15.1.2. crate_anon.anonymise.anonregex


Copyright (C) 2015-2018 Rudolf Cardinal (rudolf@pobox.com).

This file is part of CRATE.

CRATE is free software: you can redistribute it and/or modify it under the terms of the GNU General Public License as published by the Free Software Foundation, either version 3 of the License, or (at your option) any later version.

CRATE is distributed in the hope that it will be useful, but WITHOUT ANY WARRANTY; without even the implied warranty of MERCHANTABILITY or FITNESS FOR A PARTICULAR PURPOSE. See the GNU General Public License for more details.

You should have received a copy of the GNU General Public License along with CRATE. If not, see <http://www.gnu.org/licenses/>.


class crate_anon.anonymise.anonregex.TestAnonRegexes(methodName='runTest')[source]
crate_anon.anonymise.anonregex.escape_literal_string_for_regex(s: str) → str[source]

Escape any regex characters.

Start with -> \
… this should be the first replacement in REGEX_METACHARS.
crate_anon.anonymise.anonregex.get_anon_fragments_from_string(s: str) → List[str][source]

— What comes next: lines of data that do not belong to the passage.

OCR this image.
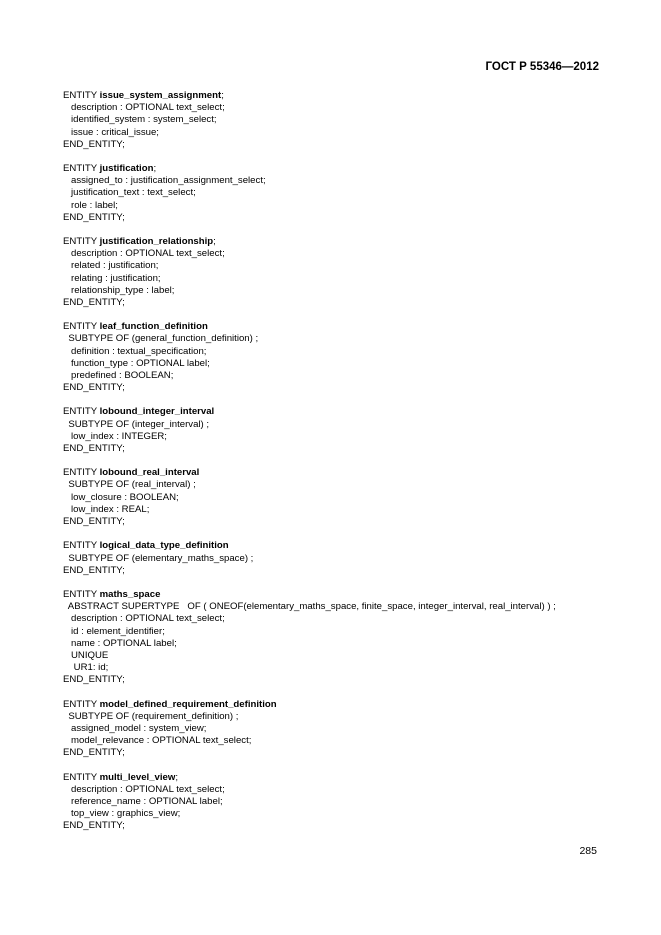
ГОСТ Р 55346—2012
ENTITY issue_system_assignment;
description : OPTIONAL text_select;
identified_system : system_select;
issue : critical_issue;
END_ENTITY;
ENTITY justification;
assigned_to : justification_assignment_select;
justification_text : text_select;
role : label;
END_ENTITY;
ENTITY justification_relationship;
description : OPTIONAL text_select;
related : justification;
relating : justification;
relationship_type : label;
END_ENTITY;
ENTITY leaf_function_definition
SUBTYPE OF (general_function_definition) ;
definition : textual_specification;
function_type : OPTIONAL label;
predefined : BOOLEAN;
END_ENTITY;
ENTITY lobound_integer_interval
SUBTYPE OF (integer_interval) ;
low_index : INTEGER;
END_ENTITY;
ENTITY lobound_real_interval
SUBTYPE OF (real_interval) ;
low_closure : BOOLEAN;
low_index : REAL;
END_ENTITY;
ENTITY logical_data_type_definition
SUBTYPE OF (elementary_maths_space) ;
END_ENTITY;
ENTITY maths_space
ABSTRACT SUPERTYPE   OF ( ONEOF(elementary_maths_space, finite_space, integer_interval, real_interval) ) ;
description : OPTIONAL text_select;
id : element_identifier;
name : OPTIONAL label;
UNIQUE
UR1: id;
END_ENTITY;
ENTITY model_defined_requirement_definition
SUBTYPE OF (requirement_definition) ;
assigned_model : system_view;
model_relevance : OPTIONAL text_select;
END_ENTITY;
ENTITY multi_level_view;
description : OPTIONAL text_select;
reference_name : OPTIONAL label;
top_view : graphics_view;
END_ENTITY;
285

Takes a complex string, such as a name or address with its components separated by spaces, commas, etc., and returns a list of substrings to be used for anonymisation. - For example, from “John Smith”, return [“John”, “Smith”];

from “John D’Souza”, return [“John”, “D”, “Souza”]; from “42 West Street”, return [“42”, “West”, “Street”].
  • Try the examples listed below the function.
  • Note that this is a LIBERAL algorithm, i.e. one prone to anonymise too much (e.g. all instances of “Street” if someone has that as part of their address).
  • NOTE THAT WE USE THE “WORD BOUNDARY” FACILITY WHEN REPLACING, AND THAT TREATS APOSTROPHES AND HYPHENS AS WORD BOUNDARIES. Therefore, we don’t need the largest-level chunks, like D’Souza.
crate_anon.anonymise.anonregex.get_code_regex_elements(s: str, liberal: bool = True, very_liberal: bool = True, at_word_boundaries_only: bool = True, at_numeric_boundaries_only: bool = False) → List[str][source]

Takes a STRING representation of a number or an alphanumeric code, which may include leading zeros (as for phone numbers), and produces a list of regex strings for scrubbing.

We allow all sorts of separators. For example, 0123456789 might appear as
(01234) 56789 0123 456 789 01234-56789 0123.456.789

This can also be used for postcodes, which should have whitespace prestripped, so e.g. PE123AB might appear as

PE123AB PE12 3AB PE 12 3 AB
crate_anon.anonymise.anonregex.get_date_regex_elements(dt: datetime.date, at_word_boundaries_only: bool = False) → List[str][source]

Takes a datetime object and returns a list of regex strings with which to scrub.

crate_anon.anonymise.anonregex.get_number_of_length_n_regex_elements(n: int, liberal: bool = True, very_liberal: bool = False, at_word_boundaries_only: bool = True) → List[str][source]

Get a list of regex strings for scrubbing n-digit numbers – for example, to remove all 10-digit numbers as putative NHS numbers, or all 11-digit numbers as putative UK phone numbers.

crate_anon.anonymise.anonregex.get_phrase_regex_elements(phrase: str, at_word_boundaries_only: bool = True, max_errors: int = 0) → List[str][source]

phrase: e.g. ‘4 Privet Drive’

crate_anon.anonymise.anonregex.get_regex_from_elements(elementlist: List[str]) → Union[Pattern[~AnyStr], NoneType][source]

Convert a list of regex elements into a compiled regex, which will operate in case-insensitive fashion on Unicode strings.

crate_anon.anonymise.anonregex.get_regex_string_from_elements(elementlist: List[str]) → str[source]

Convert a list of regex elements into a single regex string.

crate_anon.anonymise.anonregex.get_string_regex_elements(s: str, suffixes: List[str] = None, at_word_boundaries_only: bool = True, max_errors: int = 0) → List[str][source]

Takes a string and returns a list of regex strings with which to scrub. Options: - list of suffixes to permit, typically [“s”] - typographical errors - whether to constrain to word boundaries or not

… if false: will scrub ANN from bANNed
crate_anon.anonymise.anonregex.get_uk_postcode_regex_elements(at_word_boundaries_only: bool = True) → List[str][source]

Get a list of regex strings for scrubbing UK postcodes.